Baby Boomers Brainwashed into Hating Cities
Although I am going to have a huge amount of reading for my classes in Urban Planning at Saint Louis University this Fall I could not help but stop by the Carondelet YMCA for their annual book fair (continuing through tomorrow). I bought a number of Life magazines from the 1960s as well as a former school library book, Cities and Metropolitan Areas in Today’s World by Samuel L. Arbital. The book is copyrighted 1968.
Wow, no wonder some many people hated cities, if I had read such propaganda as a child I might be living out in a suburb and fearful of the city. Here are some selected quotes from the first half of the book:
Preface:
The problems of our cites and metropolitan areas are nation-wide. No city is along in crisis.
Chapter 1 – From City to Megalopolis
During business hours, the core of the city teems with action. People at work, people shopping, people on a visit — people coming or going. Workers travel into the core every weekday morning from other parts of the city or from the suburbs. After work the movement of people flows in reverse — away from the core to their homes in the outlying sections of the city or suburbs.
Highways and main traffic arteries have had to be built to help route traffic into and out of the core. In Minneapolis, Hiawatha Avenue cuts across the core. In Detroit, the main arteries are Gratier Avenue, Woodward Avenue and Grand Avenue.
Those who live in the core are, for the most part, people who cannot afford to live elsewhere and must settle for old rundown tenements until they can afford to move away.
The majority of people who live in the inner ring, however, are poor. They live in old, outdated, neglected houses built when the city was young. Many houses lack adequate sanitation, heat, hot water, garbage removal facilities, fire protection or other requirements for decent living standards.
Just as the pioneers of old moved ever outward from the crowded areas, many families today have been pushing beyond the political boundaries of the city into open space in the suburbs.
Chapter 2 – The Problems of Cities and Metropolitan Areas
It is typical today for young married couples to move to the suburbs, while their parents and grandparents remain in the core. One of the chief reasons for deterioration has been the in-migration of rural families, both white and Negro, whose customs and values are different from those of older city dwellers, thus giving additional momentum to the movement out of the city. Those who remain have to adapt to the old houses, stores, schools and streets.
As national legislation helps to finance long-range programs worked out by local agencies, there can be a reduction in grinding poverty and improvement in educational and cultural opportunities within the city. Cities will then regain their vitality and blight can be eliminated.

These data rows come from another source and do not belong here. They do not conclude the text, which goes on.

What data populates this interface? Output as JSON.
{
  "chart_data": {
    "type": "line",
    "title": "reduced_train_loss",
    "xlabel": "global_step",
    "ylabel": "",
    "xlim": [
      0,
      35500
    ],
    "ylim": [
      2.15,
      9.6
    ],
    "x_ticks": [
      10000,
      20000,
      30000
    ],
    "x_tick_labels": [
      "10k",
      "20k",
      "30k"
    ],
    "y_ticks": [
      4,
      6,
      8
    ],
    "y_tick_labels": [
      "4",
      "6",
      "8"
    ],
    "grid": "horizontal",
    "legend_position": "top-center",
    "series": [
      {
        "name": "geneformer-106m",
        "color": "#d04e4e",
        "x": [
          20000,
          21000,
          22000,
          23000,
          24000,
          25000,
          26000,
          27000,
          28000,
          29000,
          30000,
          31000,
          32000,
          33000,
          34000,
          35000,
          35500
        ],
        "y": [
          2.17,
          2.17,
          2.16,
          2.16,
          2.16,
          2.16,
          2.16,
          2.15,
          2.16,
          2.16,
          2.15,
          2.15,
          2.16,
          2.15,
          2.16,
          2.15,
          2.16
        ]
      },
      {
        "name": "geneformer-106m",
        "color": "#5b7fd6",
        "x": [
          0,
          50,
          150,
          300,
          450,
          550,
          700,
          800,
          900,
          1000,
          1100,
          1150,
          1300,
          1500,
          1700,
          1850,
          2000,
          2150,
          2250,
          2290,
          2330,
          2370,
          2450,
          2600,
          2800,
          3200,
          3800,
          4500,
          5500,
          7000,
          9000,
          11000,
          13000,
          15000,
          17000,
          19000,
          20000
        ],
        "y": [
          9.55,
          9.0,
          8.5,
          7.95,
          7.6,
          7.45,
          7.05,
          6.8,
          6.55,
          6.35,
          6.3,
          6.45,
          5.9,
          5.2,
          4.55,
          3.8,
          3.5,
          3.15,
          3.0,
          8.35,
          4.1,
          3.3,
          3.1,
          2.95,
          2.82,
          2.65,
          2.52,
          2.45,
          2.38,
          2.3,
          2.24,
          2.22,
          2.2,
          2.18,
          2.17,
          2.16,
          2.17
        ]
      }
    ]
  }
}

All too often it is to the core of the city that Negro families have moved and the boundaries have become hardened and fixed. Housing is interior to the housing for white families on the city’s fringe or in the suburbs. Negro communities are permitted to deteriorate with no encouragement for those who want to maintain their property.
Every central city is faced with the difficulty of transporting passengers into and through the core at a minimum cost and with maximum speed and efficiency. Narrow streets in the downtown sections of cities are inadequate for the steady flow of automobiles, buses, taxis and trucks that move through them each day.
Detroit has 21 redevelopment and nine neighborhood conservation projects. One of the problems which Detroit has in common with other large cities is the relocation of Negro families, even those who can afford middle income or high rental housing, from the city slum areas.
In a future post I’ll bring you quotes from the second half with chapter 2, Cities meet the challenge and chapter 4, the future by design.